Everyone start preparing hats to send me so I can eat them.
-
There are two things I'm still curious about this series.
- Is it true it contains yaoi between the main characters?
- In the end, who WAS Guin?
-
You mean the series that's currently at 143 volumes?
Relevant Curious Cat answer from back in July:
Can the Twelve Kingdoms or Guin Saga ever be licensed?
||||||||||||||||||||||||||||||||||||||||||||||||||||||||||||||||||||||||||||||||||||||||||||||||||||||||||
The former, surely. The latter...
Well...
Is there a translator who is in his/her 20s who will promise to devote the next 40-50 years of their life to translating a single work? Volunteers? -
Vertical was the only possible company to take on this.

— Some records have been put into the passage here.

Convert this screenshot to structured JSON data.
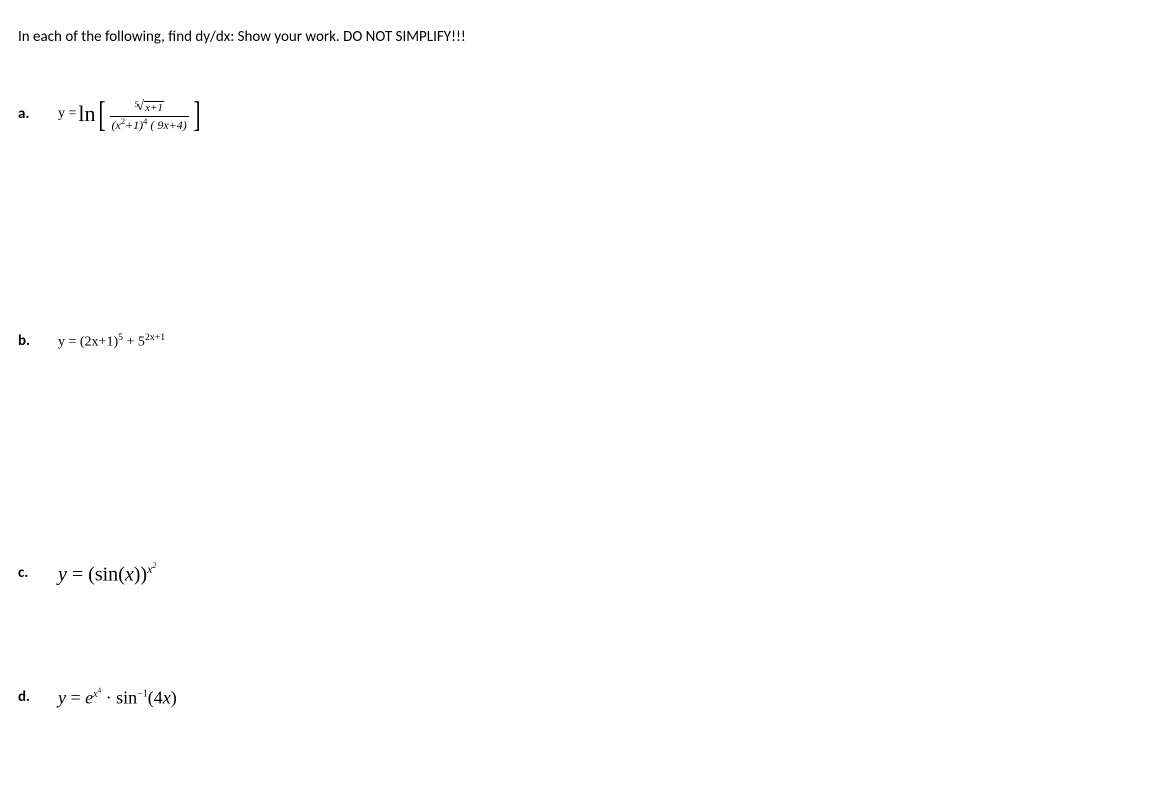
{
  "instruction": "In each of the following, find dy/dx: Show your work.  DO NOT SIMPLIFY!!!",
  "problems": {
    "a": {
      "label": "a.",
      "y_eq": "y = ",
      "ln": "ln",
      "root_index": "5",
      "radicand": "x+1",
      "denominator": "(x²+1)⁴ ( 9x+4)"
    },
    "b": {
      "label": "b.",
      "text": "y = (2x+1)⁵ + 5²ˣ⁺¹"
    },
    "c": {
      "label": "c.",
      "y": "y",
      "eq": " = ",
      "lparen": "(",
      "sin": "sin",
      "lparen2": "(",
      "x": "x",
      "rparen2": ")",
      "rparen": ")",
      "exp_base": "x",
      "exp_exp": "2"
    },
    "d": {
      "label": "d.",
      "y": "y",
      "eq": " = ",
      "e": "e",
      "exp_x": "x",
      "exp_4": "4",
      "dot": " · ",
      "sin": "sin",
      "neg1": "−1",
      "lparen": "(",
      "four_x": "4x",
      "rparen": ")"
    }
  }
}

Maybe—Vintage.You need a whole team of translators like how they do with Monogatari.
You need a huge amount of money to sustain such long series.

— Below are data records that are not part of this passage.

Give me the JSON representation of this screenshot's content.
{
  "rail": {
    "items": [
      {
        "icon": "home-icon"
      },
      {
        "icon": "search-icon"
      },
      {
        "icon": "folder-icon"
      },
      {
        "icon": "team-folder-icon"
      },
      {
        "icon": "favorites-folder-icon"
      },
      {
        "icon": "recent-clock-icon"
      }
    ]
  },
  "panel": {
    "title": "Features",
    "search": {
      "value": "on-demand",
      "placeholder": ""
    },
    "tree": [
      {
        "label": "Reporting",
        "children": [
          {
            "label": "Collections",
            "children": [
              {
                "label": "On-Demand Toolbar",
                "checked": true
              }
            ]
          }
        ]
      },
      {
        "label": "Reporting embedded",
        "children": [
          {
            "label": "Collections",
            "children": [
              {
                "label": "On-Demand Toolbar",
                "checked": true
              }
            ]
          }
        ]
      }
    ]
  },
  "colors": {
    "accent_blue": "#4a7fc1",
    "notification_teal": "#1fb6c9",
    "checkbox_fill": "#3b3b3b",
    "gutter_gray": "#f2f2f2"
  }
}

(20+ series is already too long of a risk—what about 130 full-length books???)Vertical got a good critical response but seeing how they never attempt to continue it—I guess it wasn't as much of commercial success.
Like they started it as Hardcover in 2003 then stopped at 3 then came back in 2007-2008 and released the first 3 as paperback and released up to 5.

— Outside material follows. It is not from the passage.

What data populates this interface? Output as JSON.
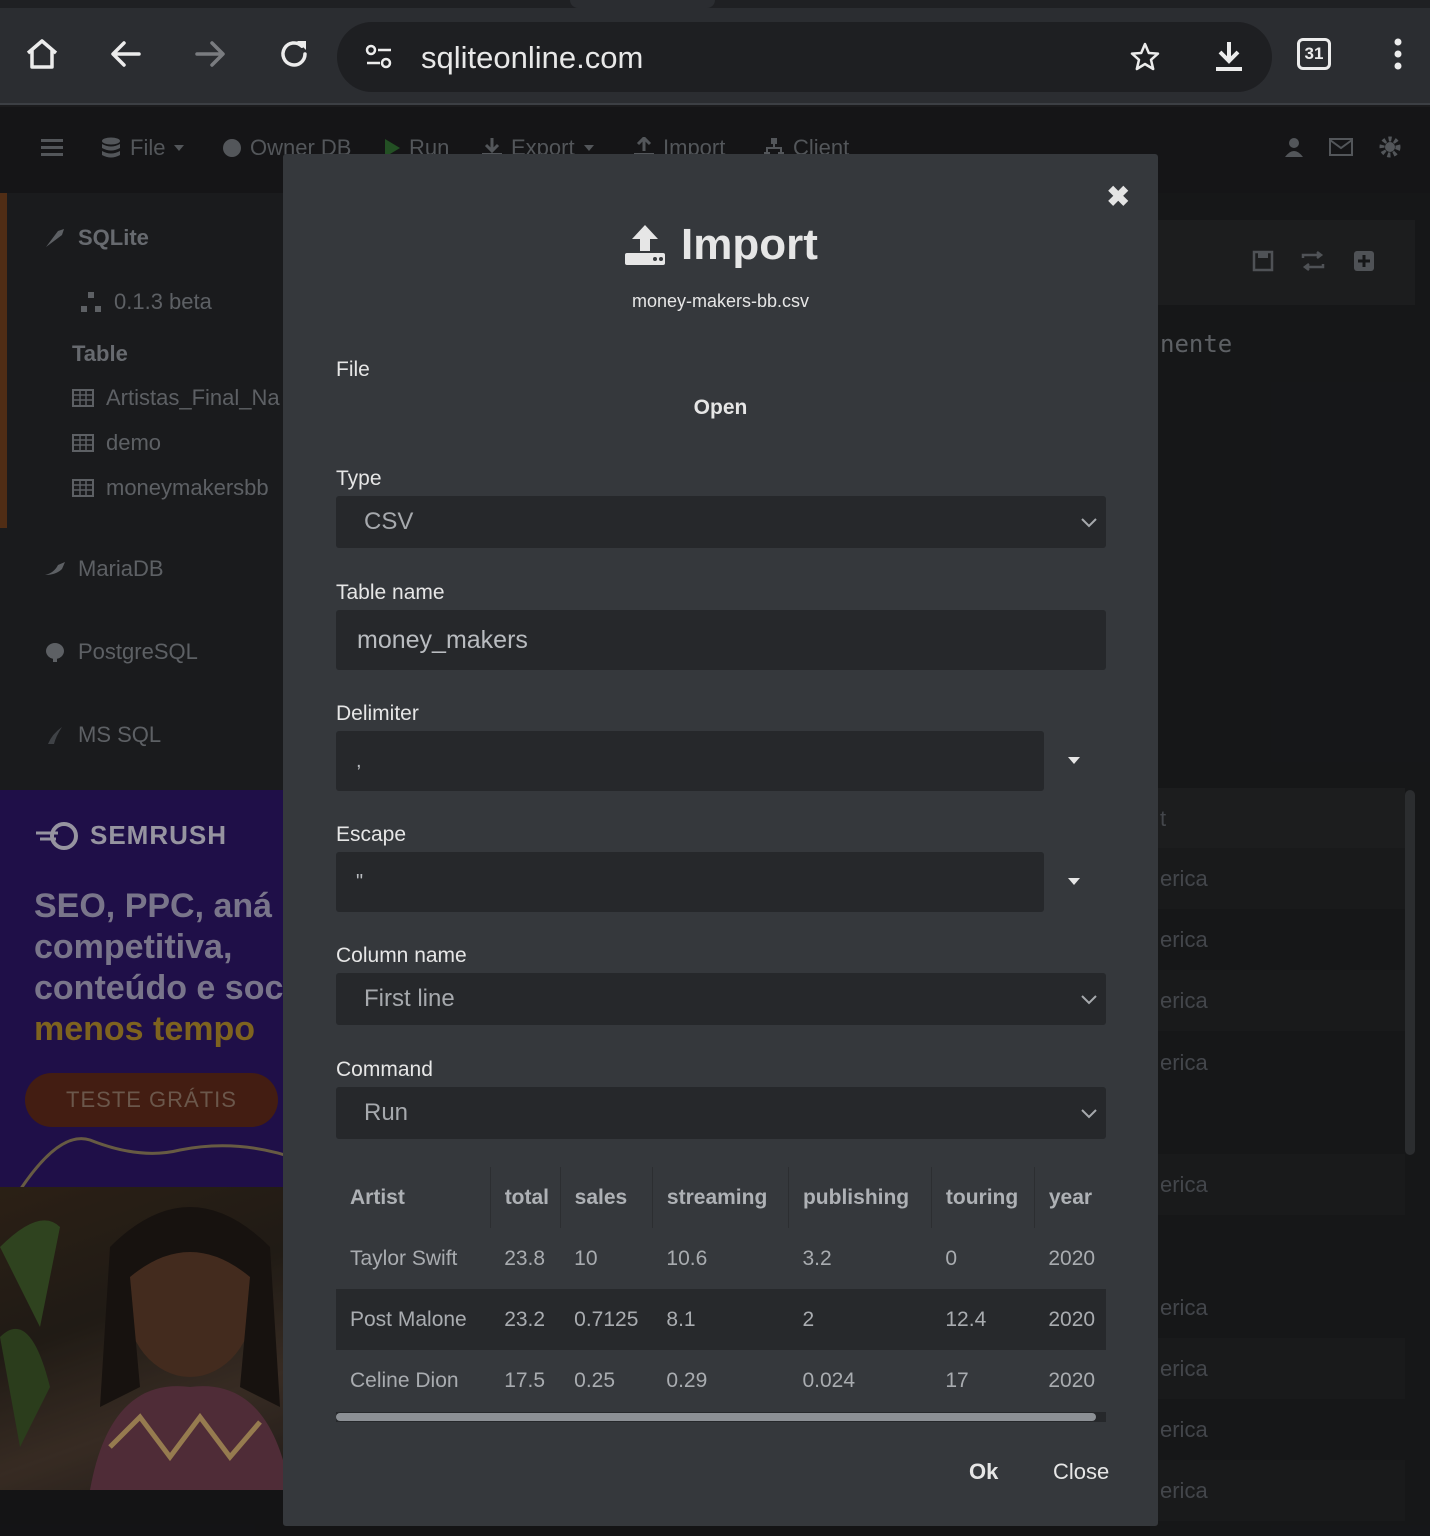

I believe they still have the license.
It's better to find Guin Saga audience here and head to Vertical. -
Well, I guess unless the day Google comes out with some Alpha Zero esque translator we will not see this in complete English for a very long time.
-
Clearly this is a job for a kickstarter!
(Note: Reward of complete volume set of all 130 volumes in main storyline will be delivered upon completion of localization. Estimated delivery time: ~The Year 2054. )
I mean, it already has the world record for longest serialized novel by a single author, why not go for the record of the longest kickstarter to deliver its rewards too!
-
The anime was really good and ended at a cliff hanger, it is a shame they didn't continue to translate this after volume 5. I guess the anime hype was not enough and few bought the volumes. If JNC picks the story now the hype would be even less than back in 2008 (anime release) so I doubt this would be a profitable undertaking.
Maybe this is something that could only be fan translated instead, since it has no viable financial return in the west.
Still if JNL releases this I would support it by buying all the volumes
-
Someone, anyone, please just satiate my curiosity!
-
Vol.145 released today!!...how can it still continue!?!?!!?
-
@sam-pinansky said in Guin Saga:
Clearly this is a job for a kickstarter!
(Note: Reward of complete volume set of all 130 volumes in main storyline will be delivered upon completion of localization. Estimated delivery time: ~The Year 2054. )
I mean, it already has the world record for longest serialized novel by a single author, why not go for the record of the longest kickstarter to deliver its rewards too!
How on earth did a single author get up to that many volumes?!
-
When you think that Walter B Gibson wrote over 300 Shadow novel-length stories, 144 doesn’t seem so bad. Gibson also has a pretty good prose style for a pulp author and varied the types of stories he told too. The guy was a machine writing up to 10,000 words a day.
Not to take away from Kurimoto though who has the most years of any one author on a series. Anyone know if these posthumous works written mostly by her and polished or based loosely on stories she was planning and written by someone else?
-
@yumenokage What's impressive is more that it's all part of the same serie, 144 book in itself is a lot but not that much for someone who write his whole life.
There's an (incomplet) list on wiki of the most prolific author the top apparently being 4000+.
At least excluding Philip M. Parker who devloped an algorithme to write book from templates using large database which has write more than 2E5 books, but most of them are reference books.